Angeblich soll es möglich sein, schon auf die Inhalte der Telefonate zuzugreifen, bevor diese in der Datenleitung verschwinden. Im Oktober berichteten deutsche Medien, es habe mehrere Fälle von »Quellen-Telekommunikationsüberwachung« gegeben. Der Zollfahndungsdienst hätte unbemerkt auf den Rechnern einer verdäch­tigen Person eine Software implementiert, die die Internet-Telefonate abhört, bevor diese verschlüsselt werden.

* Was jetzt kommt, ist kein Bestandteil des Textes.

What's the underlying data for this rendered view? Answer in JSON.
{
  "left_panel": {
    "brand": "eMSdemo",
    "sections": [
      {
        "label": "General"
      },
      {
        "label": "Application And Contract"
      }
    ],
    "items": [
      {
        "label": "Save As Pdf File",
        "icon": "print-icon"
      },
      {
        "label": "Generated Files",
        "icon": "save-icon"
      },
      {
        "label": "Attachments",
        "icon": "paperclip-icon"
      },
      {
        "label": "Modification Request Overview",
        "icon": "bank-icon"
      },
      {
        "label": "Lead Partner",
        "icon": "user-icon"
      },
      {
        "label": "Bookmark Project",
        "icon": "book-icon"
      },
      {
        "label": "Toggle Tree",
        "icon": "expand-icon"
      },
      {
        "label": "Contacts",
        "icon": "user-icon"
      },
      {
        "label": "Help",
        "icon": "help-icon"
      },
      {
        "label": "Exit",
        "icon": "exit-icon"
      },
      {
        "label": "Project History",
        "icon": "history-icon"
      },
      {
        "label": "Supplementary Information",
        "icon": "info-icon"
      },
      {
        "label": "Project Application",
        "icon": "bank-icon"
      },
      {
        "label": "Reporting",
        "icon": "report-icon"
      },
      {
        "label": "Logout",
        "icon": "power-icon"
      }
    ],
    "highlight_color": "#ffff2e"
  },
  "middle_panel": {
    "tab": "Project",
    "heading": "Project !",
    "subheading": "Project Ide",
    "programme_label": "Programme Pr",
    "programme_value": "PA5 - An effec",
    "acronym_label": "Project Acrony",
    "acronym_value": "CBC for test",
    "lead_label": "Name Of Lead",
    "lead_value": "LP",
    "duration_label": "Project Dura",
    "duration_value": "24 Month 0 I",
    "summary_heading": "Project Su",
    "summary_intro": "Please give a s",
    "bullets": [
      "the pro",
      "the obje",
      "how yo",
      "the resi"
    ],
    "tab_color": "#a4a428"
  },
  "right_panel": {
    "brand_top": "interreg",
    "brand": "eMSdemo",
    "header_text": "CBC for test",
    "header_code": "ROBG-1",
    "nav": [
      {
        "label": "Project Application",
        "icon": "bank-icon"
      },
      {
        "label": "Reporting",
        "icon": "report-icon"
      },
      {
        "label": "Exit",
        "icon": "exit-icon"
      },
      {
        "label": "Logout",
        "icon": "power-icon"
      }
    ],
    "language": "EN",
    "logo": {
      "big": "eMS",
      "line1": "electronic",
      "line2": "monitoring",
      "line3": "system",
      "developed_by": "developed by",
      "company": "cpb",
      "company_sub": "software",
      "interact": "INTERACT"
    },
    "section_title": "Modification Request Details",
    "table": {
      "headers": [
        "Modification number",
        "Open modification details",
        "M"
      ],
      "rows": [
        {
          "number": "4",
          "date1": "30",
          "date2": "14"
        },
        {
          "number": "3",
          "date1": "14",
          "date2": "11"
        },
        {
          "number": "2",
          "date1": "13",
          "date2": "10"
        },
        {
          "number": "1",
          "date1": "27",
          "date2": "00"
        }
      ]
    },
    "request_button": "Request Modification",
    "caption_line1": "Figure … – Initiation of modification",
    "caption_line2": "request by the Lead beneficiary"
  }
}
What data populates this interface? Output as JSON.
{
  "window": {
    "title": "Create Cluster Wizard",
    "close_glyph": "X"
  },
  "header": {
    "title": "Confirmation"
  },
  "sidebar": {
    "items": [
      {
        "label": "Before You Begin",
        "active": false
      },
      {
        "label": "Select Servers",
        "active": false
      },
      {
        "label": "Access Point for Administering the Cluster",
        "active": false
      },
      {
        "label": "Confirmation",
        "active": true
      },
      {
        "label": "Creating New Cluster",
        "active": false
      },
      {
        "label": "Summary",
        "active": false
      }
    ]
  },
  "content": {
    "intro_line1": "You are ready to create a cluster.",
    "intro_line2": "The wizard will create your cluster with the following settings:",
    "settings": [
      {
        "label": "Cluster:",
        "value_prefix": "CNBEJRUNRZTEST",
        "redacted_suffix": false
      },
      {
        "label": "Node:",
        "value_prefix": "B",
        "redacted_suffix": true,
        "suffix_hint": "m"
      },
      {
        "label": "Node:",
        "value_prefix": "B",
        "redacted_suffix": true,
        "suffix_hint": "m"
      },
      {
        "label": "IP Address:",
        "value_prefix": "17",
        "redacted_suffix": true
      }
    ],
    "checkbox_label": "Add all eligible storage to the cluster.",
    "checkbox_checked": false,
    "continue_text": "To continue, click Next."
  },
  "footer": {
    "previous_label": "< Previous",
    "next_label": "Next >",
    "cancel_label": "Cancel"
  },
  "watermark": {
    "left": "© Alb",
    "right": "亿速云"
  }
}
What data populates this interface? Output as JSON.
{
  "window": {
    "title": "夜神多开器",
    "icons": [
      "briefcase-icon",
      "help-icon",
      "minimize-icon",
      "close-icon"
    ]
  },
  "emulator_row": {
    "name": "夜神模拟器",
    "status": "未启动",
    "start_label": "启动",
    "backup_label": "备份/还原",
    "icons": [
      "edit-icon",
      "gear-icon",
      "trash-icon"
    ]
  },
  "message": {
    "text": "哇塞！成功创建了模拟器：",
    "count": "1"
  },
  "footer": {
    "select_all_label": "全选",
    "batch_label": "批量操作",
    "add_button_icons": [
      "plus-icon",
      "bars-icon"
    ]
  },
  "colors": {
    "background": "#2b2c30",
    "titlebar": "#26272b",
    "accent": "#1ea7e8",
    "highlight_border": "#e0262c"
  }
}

Das geschah nicht »online«, sondern durch Eindringen in die Wohnung, während der Betroffene nicht zu Hause war.

Ludwig Waldinger, der Sprecher des bayerischen Landeskriminalamts, bestritt jedoch in einem Interview mit der Tagesschau, dass diese Methode angewendet werde: »Das würde technisch auch keinen Sinn machen.«

Das Schweizer Sicherheitsunternehmen ERA IT Solutions verkauft eine Software »ausschließlich an Sicherheitsbehörden«, eine Art Wanze, die Skype angeblich abhören kann – bevor die Daten kodiert werden. Das Schweizer Departement für Umwelt, Verkehr und Kommunikation soll das Programm testen, berichteten die Medien vor gut einem Jahr. Wenn es so etwas prinzipiell geben kann, dann sind auch andere Entwickler in der Lage, so etwas nachzubauen.

Im Internet kursieren aber detaillierte Analysen, die die Schwachstellen der Software auseinander nehmen. Zum Beispiel die Studie »Silver ­Needle in the Skype«, die 2006 von Philippe Bion­di und Fabrice Desclaux für die European Aeronautic Defence and Space Company verfasst wurde. »Smart guys« und natürlich auch girls könnten das gesamte lokale Rechnernetz angreifen und kompromittieren, während jemand Skype benutzt, so das Fazit der beiden Verfasser. Doch nicht mal das wird für die meisten Benutzer ein Argument sein, die Finger von Skype zu lassen, genau so wie Millionen auch die bekannte Software aus dem Hause Bill Gates nutzen, obwohl die teurer und unsicherer ist als Open-Source-Alternativen.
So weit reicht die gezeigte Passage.